Mon père est à présent presque arrivé en bas. Ma mère me fait signe de passer avant elle. Je passe mon arc dans mon dos, j'inspire fortement et, les mains tremblantes, m'accroche du mieux que je peux. La paroi est plus lisse que je ne pensais et j'ai beaucoup de mal à descendre. Je reste bloquée à deux mètres à peine du début. Je regarde en bas et le regrette aussitôt. Une vingtaine de mètres me séparent de la terre ferme. Je suis soudainement prise de vertige, le vide m'appel et je manque de tomber.

Je me rattrape tant bien que mal en me plaquant contre le mur. A cette hauteur, la chute serait mortelle. Je relève les yeux et vois que ma mère a elle aussi commencé sa descente. Je ne peux plus faire demi-tour. Je dois me faire violence pour continuer malgré la peur qui me paralyse. Je réussi à faire quelques mètres sans accrocs. Au-dessous de moi, les créatures sont presque toutes en bas. Amarok, saute les quelques mètres qui lui reste et le loup atterri avec souplesse près du bassin. 

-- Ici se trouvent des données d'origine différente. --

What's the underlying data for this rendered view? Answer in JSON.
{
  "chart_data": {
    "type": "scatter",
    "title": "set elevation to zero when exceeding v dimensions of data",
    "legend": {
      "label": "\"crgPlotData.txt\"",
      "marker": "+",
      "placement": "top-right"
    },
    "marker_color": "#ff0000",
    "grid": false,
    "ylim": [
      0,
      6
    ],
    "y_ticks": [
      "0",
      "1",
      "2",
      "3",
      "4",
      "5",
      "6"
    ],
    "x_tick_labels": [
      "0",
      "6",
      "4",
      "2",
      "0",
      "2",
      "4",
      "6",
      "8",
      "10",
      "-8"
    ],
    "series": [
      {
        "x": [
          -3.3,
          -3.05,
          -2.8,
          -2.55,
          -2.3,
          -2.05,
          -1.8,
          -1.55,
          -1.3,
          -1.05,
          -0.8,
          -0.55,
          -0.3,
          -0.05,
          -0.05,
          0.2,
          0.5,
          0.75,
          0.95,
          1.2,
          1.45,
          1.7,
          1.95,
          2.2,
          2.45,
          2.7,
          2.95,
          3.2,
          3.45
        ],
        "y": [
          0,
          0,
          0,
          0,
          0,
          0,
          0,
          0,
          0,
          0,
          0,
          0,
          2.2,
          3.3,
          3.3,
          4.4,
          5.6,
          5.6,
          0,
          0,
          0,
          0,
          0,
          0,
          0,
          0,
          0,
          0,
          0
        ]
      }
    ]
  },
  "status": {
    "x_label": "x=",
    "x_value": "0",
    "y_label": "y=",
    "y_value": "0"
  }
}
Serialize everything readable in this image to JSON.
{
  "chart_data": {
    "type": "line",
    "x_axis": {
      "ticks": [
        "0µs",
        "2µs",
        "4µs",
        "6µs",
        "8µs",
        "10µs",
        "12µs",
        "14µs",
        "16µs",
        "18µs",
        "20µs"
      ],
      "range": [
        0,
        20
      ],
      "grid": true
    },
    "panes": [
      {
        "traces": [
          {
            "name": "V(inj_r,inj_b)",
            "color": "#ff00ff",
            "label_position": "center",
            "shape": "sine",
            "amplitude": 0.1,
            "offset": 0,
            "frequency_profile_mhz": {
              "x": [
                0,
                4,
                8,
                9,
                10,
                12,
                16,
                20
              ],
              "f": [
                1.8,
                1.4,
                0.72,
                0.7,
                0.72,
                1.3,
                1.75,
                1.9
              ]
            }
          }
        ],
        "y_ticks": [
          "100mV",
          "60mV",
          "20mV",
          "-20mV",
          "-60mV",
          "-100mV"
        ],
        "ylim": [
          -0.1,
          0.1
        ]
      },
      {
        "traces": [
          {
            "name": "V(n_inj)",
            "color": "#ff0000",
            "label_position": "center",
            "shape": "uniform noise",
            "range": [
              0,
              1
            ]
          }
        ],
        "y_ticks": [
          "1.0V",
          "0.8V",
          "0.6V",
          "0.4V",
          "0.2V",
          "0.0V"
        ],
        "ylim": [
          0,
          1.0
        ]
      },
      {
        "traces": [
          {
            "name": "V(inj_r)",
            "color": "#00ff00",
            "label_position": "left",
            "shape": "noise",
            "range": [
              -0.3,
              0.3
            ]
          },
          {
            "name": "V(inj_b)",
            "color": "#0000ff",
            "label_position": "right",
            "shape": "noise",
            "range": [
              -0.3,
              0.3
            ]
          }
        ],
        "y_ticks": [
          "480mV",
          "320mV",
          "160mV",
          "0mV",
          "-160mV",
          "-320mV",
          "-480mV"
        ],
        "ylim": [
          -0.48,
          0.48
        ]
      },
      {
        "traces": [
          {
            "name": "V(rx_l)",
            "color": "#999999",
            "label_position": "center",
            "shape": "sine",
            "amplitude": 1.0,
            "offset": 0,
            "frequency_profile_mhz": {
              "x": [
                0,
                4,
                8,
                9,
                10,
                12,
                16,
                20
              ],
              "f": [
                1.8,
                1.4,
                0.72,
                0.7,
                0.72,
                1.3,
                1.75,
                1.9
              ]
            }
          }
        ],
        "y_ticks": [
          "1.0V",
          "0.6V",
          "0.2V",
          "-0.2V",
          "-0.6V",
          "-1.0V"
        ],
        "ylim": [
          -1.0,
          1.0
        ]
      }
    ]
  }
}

Je pose mon pied au hasard sur la paroi, espérant trouver un renfoncement faisant office de prise. Je parviens à en trouver une, c'est maintenant au tour de ma main. Je cherche une prise un peu au dessous de moi mais mes doigts ne rencontrent qu'un mur lisse. J'aperçois une prise à trente centimètres à gauche de ma main qui me permettrait de continuer ma descente. Malheureusement elle est trop loin, je dois sauter pour l'attraper. J'inspire un grand coup et tente ma chance.

Je relâche ma prise et jette mon corps vers la nouvelle. Le temps semble se suspendre pendant que je me tends vers ma cible. Mes doigts effleurent le mur rugueux à cet endroit mais mon saut est trop court. Je dérape et glisse. 

J'ai le réflexe d'attraper deux flèches dans mon carquois et de les planter dans la roche avant que je ne tombe. Je m'y cramponne de toutes mes forces. Les yeux fermés et les dents serrées j'essaie de ne pas paniquer. J'ai les pieds dans le vide et mes bras supportent seuls tout mon corps. Soudain, je ressens comme une légère force qui me pousse contre la paroi et me permet de trouver de nouvelles prises pour mes jambes. Je lève la tête et vois ma mère, les yeux rivés sur moi. C'est elle qui vient de m'aider à retrouver mon équilibre. Je ne la remercie pas et continue de descendre. L'escalade devient plus simple, le mur étant à présent plus rugueux, il y a plus de prises naturelles. J'arrive vite en bas. 

Je me détourne du mur et regarde autour de moi. Me voilà de nouveau dans le lieu que j'ai désespérément tenter de fuir.